UFPA/HUJBB - Hospital Universitário João de Barros Barreto - Belém (PA) — Prova 2022
O câncer do colo de útero ainda encontra-se com elevada incidência no Brasil. Segundo as Diretrizes do Ministério da Saúde, é correto afirmar:
Rastreamento câncer colo útero (Papanicolau) → APENAS mulheres com história de atividade sexual.
O câncer de colo de útero está intrinsecamente ligado à infecção pelo Papilomavírus Humano (HPV), que é transmitido sexualmente. Portanto, mulheres que nunca tiveram atividade sexual não têm risco significativo de desenvolver a doença e não necessitam de rastreamento.
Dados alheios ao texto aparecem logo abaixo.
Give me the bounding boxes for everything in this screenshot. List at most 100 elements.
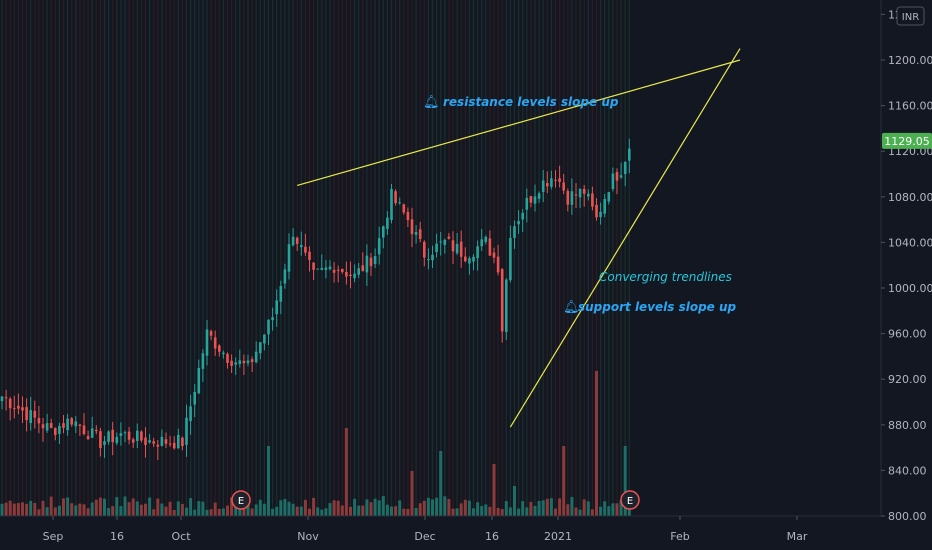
volume-bar [574, 507, 578, 516]
candle-body [349, 274, 352, 277]
candle-body [172, 442, 176, 449]
volume-bar [418, 503, 422, 516]
candle-body [201, 353, 205, 369]
candle-body [95, 429, 98, 432]
volume-bar [611, 503, 615, 516]
candle-body [283, 269, 287, 284]
candle-body [90, 428, 94, 438]
resistance-annotation[interactable]: 🔔︎ resistance levels slope up [423, 95, 619, 110]
volume-bar [103, 498, 106, 516]
trendlines[interactable] [297, 48, 741, 428]
candle-body [74, 421, 78, 427]
candle-body [615, 172, 619, 181]
volume-bar [504, 501, 508, 516]
volume-bar [344, 428, 348, 516]
candle-body [271, 317, 274, 321]
candle-body [66, 418, 69, 431]
candle-body [263, 334, 266, 344]
time-tick-label: Sep [43, 530, 64, 543]
volume-bar [221, 508, 225, 516]
candle-body [369, 257, 373, 267]
volume-bar [537, 501, 541, 516]
volume-bar [578, 509, 582, 516]
candle-body [291, 236, 295, 246]
price-axis[interactable] [881, 0, 932, 550]
candle-body [394, 191, 397, 204]
volume-bar [525, 507, 529, 516]
volume-bar [623, 446, 627, 516]
volume-bar [414, 507, 418, 516]
volume-bar [164, 506, 168, 516]
volume-bar [566, 504, 570, 516]
time-tick-label: Feb [670, 530, 689, 543]
candle-body [148, 440, 151, 443]
volume-bar [29, 500, 33, 516]
candle-body [607, 192, 611, 202]
candle-body [304, 246, 307, 253]
volume-bar [533, 505, 537, 516]
volume-bar [287, 501, 291, 516]
candle-body [345, 271, 348, 277]
candle-body [29, 410, 32, 424]
volume-bar [201, 501, 205, 516]
price-tick-label: 1080.00 [888, 191, 932, 204]
volume-bar [82, 504, 86, 516]
candle-body [131, 439, 135, 443]
converging-label[interactable]: Converging trendlines [599, 270, 732, 284]
candle-body [505, 279, 508, 332]
volume-bar [480, 505, 484, 516]
volume-bar [127, 502, 131, 516]
volume-bar [353, 498, 357, 516]
volume-bar [267, 446, 270, 516]
candle-body [250, 359, 254, 363]
volume-bar [86, 508, 90, 516]
candle-body [328, 266, 332, 270]
candle-body [13, 408, 16, 410]
candle-body [287, 244, 291, 272]
volume-bar [185, 507, 188, 516]
candle-body [177, 434, 180, 449]
volume-bar [463, 499, 467, 516]
volume-bar [590, 509, 594, 516]
candle-body [455, 243, 459, 254]
volume-bar [488, 506, 492, 516]
candle-body [423, 241, 426, 258]
volume-bar [455, 508, 459, 516]
volume-bar [308, 508, 311, 516]
candle-body [21, 407, 24, 411]
candle-body [254, 351, 258, 363]
support-annotation[interactable]: 🔔︎ support levels slope up [563, 300, 737, 315]
candle-body [197, 368, 201, 394]
candle-body [230, 360, 233, 366]
candle-body [566, 190, 570, 205]
time-axis[interactable] [0, 516, 881, 550]
currency-badge[interactable]: INR [896, 6, 925, 26]
volume-bar [8, 500, 12, 516]
candle-body [435, 243, 438, 252]
volume-bar [53, 507, 57, 516]
candle-body [525, 197, 529, 210]
volume-bar [123, 496, 127, 516]
candles[interactable] [0, 138, 631, 461]
candle-body [259, 342, 262, 354]
volume-bar [500, 509, 504, 516]
price-tick-label: 1200.00 [888, 54, 932, 67]
candle-body [628, 148, 631, 161]
volume-bar [599, 506, 603, 516]
candle-body [619, 175, 623, 178]
volume-bar [180, 503, 184, 516]
volume-bar [205, 509, 209, 516]
volume-bar [357, 505, 361, 516]
volume-bar [558, 498, 562, 516]
volume-bar [258, 499, 262, 516]
price-tick-label: 840.00 [888, 464, 927, 477]
volume-bar [299, 506, 303, 516]
time-tick-label: 16 [110, 530, 124, 543]
candle-body [70, 418, 73, 425]
volume-bar [607, 506, 611, 516]
candle-body [476, 246, 479, 259]
volume-bar [139, 504, 143, 516]
candle-body [464, 256, 467, 262]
O câncer de colo de útero é uma neoplasia maligna de alta incidência e mortalidade no Brasil, mas que possui um grande potencial de prevenção e cura quando diagnosticado precocemente. O rastreamento populacional, baseado na colpocitologia oncótica (exame de Papanicolau), é a principal estratégia para detectar lesões precursoras e o câncer em estágios iniciais, permitindo intervenções eficazes. As diretrizes do Ministério da Saúde orientam a realização desse rastreamento de forma estratégica. A principal causa do câncer de colo de útero é a infecção persistente por tipos oncogênicos do Papilomavírus Humano (HPV), que é transmitido sexualmente. Consequentemente, a ausência de história de atividade sexual implica em um risco insignificante de infecção por HPV e, portanto, de desenvolvimento de câncer de colo. Assim, as diretrizes brasileiras são claras ao afirmar que não há indicação para rastreamento em mulheres que nunca tiveram relações sexuais. O rastreamento é recomendado para mulheres entre 25 e 64 anos que já iniciaram a vida sexual. A frequência ideal é anual nos dois primeiros anos e, se ambos os resultados forem negativos, a cada três anos. Durante a gestação, o Papanicolau pode e deve ser realizado se houver indicação, e mulheres histerectomizadas por causas benignas, sem colo uterino residual, geralmente são dispensadas do rastreamento.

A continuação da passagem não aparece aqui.